Uno a uno. Bajo el sol de un precioso día, el papamóvil pasa entre la multitud, entre banderas y pañuelos que ondean al viento. Nos abría abrazado uno a uno si hubiese podido. A todos. Y eso que éramos ciento cincuenta mil en la plaza de san Pedro. Pero él habría querido estrechar a todo el mundo. A cada uno, dijo. Y la impresión que daba es que realmente lo sentía así.
La última audiencia de Benedicto XVI, antes de retirarse a la clausura y dejar el Pontificado a otro. «No abandono la cruz, sigo de un nuevo modo», explicó durante veinte minutos el llamado “Papa teólogo”, que habló de sí mismo, de lo que ha vivido y aprendido en estos ocho años de Pontificado. Experiencia pura, nada de discurso. Empezando por aquel 19 de abril de 2005: «A partir de aquel momento yo estaba ocupado siempre y para siempre por el Señor». Como si nos estuviera diciendo que no ha “dimitido”, que Jesús ha tomado su vida entera. Y que «uno recibe la propia vida cuando la da. Ya no se pertenece a sí mismo, pertenece a todos y todos le pertenecen». Aferrado por Cristo.
Estar allí, verle y oírle hablar, era como estar dentro de un abrazo. Como si estuvieras con un amigo muy querido que se va. Te despides de él por última vez. Todavía le tienes delante y ya se apodera de ti la nostalgia y se te hace un nudo en la garganta. Te puedes quedar en eso, ya pasará. Pero todo lo que está sucediendo te pide que des un paso. Te pide ir a la raíz de lo que os une, a ti y a él. Basta un instante para darse cuenta. Levantas la mirada hacia la figura de Cristo que preside la fachada de la basílica. Justo encima de donde está el Papa. La raíz de esa nostalgia que sientes es Él. Benedicto siempre te ha guiado hacia allí. Todos sus discursos, sus audiencia, toda su vida. Nada menos que Él. Y esta vez, la última, es igual. Vuelve a repetir, agradecido, que es para Él para lo que todo y todos estamos hechos.
«¡Gracias de corazón! ¡Estoy verdaderamente conmovido! ¡Vemos cómo la Iglesia hoy está viva!». Viva, lo dijo al comienzo y al final de la audiencia. «Se puede sentir que es la Iglesia - no es una organización, no es una asociación con fines religiosos o humanitarios, sino un cuerpo vivo, una comunidad de hermanos y hermanas en el Cuerpo de Jesucristo, que nos une a todos. Experimentar la Iglesia de esta manera y casi poder tocar con las manos la fuerza de su verdad y de su amor es una fuente de alegría, en un tiempo en que muchos hablan de su decadencia». Sin embargo todos estos años ha sido como estar con los Apóstoles en la barca del lago de Galilea: muchos días de sol y de brisa ligera, días en que la pesca ha sido abundante. Y días de borrasca, cuando el Señor parecía dormir. «Pero siempre supe que en aquella barca estaba el Señor y siempre he sabido que la barca de la Iglesia no es mía, no es nuestra, sino que es suya. Y el Señor no deja que se hunda: es El quien conduce, ciertamente también a través de los hombres que ha elegido, porque así lo quiso. Esta ha sido una certeza que nada puede empañar».

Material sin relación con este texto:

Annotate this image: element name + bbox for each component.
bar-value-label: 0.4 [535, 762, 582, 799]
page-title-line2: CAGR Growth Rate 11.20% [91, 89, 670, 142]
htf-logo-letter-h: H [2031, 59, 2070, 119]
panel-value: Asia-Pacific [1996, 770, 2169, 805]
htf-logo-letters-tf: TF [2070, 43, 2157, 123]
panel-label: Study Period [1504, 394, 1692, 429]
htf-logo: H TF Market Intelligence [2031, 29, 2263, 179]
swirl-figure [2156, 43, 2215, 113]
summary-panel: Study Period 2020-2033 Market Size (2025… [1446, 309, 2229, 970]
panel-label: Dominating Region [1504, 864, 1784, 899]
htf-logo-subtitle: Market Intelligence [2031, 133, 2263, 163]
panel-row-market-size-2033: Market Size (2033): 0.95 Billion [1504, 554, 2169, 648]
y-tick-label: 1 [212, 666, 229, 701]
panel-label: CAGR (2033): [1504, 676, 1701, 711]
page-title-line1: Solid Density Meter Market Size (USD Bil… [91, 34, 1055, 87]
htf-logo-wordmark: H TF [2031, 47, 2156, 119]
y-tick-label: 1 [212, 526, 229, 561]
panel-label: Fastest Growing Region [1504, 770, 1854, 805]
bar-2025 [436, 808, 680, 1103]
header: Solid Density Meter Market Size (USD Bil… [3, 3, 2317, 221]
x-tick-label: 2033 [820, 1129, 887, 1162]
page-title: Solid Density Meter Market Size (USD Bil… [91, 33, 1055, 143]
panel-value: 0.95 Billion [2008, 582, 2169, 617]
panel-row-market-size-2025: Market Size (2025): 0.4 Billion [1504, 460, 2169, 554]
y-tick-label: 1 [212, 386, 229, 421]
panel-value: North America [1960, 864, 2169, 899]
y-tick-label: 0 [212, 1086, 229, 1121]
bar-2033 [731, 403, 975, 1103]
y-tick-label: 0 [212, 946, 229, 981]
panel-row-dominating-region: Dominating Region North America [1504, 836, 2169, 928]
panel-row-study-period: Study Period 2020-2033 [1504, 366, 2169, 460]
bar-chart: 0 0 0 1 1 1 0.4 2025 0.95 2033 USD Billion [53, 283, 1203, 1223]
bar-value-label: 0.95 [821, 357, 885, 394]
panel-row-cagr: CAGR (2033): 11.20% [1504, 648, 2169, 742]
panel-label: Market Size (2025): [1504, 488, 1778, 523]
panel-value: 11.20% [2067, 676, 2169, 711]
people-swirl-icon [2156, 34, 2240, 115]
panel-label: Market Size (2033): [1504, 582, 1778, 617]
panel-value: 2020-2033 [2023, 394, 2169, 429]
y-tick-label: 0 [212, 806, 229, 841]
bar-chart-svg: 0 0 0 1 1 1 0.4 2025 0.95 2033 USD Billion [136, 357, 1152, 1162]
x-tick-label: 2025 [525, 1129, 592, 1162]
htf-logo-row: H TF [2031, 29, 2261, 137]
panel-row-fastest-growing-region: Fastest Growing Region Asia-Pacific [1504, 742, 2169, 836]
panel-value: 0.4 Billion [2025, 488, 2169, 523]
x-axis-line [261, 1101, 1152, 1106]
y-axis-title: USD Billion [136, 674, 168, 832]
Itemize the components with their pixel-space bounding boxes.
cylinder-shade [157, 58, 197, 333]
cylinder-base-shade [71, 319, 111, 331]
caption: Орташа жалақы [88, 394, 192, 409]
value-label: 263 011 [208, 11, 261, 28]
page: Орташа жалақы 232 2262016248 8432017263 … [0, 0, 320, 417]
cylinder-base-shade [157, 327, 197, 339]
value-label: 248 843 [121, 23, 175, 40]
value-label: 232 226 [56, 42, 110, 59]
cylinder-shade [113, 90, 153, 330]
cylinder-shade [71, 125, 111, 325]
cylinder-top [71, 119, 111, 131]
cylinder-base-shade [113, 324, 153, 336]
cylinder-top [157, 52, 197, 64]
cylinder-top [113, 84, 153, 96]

Ni siquiera el límite, del que también volvió a hablar. La fatiga física, la inadecuación que siempre ha mencionado desde el día de su elección. Sin embargo «no me he sentido nunca solo». Nunca abandonado. Siempre abrazado: «Pero no es sólo a Dios, a quien quiero dar las gracias en este momento. Un Papa no está sólo en la guía de la barca de Pedro, aunque sea su principal responsabilidad, y yo no me he sentido nunca solo al llevar la alegría y el peso del ministerio petrino». Cardenales, ayudantes, personas normales. Esas que, explica, le han escrito durante todos estos años, sosteniéndole siempre con afecto. Un afecto que hoy ha vuelto a buscar, pues él también lo necesita.
El abrazo de esa última audiencia, epílogo carnal de una paternidad de la que te descubres agradecido, ha sido una gran gracia. La evidencia de una compañía, nunca tan clara como en ese momento frente a Benedicto XVI, que sucede porque podemos conocer a Cristo cada vez más. Para conocer cada vez más aquello para lo que estamos hechos. Hasta el punto de sorprender en ti mismo una fecundidad nueva, en ti, con tu incapacidad y tu incoherencia, con tus límites. Y te dice: «Llevad a todos este abrazo». Y te conmueve el deseo que tienes de abrazar así a tus hijos. Con un abrazo que es el suyo. Tomando conciencia de su destino. Qué gracia es poder mirarlos así. Qué gracia es poder mirarlo todo así, según su verdadera naturaleza. Qué gracia es el abrazo de Cristo.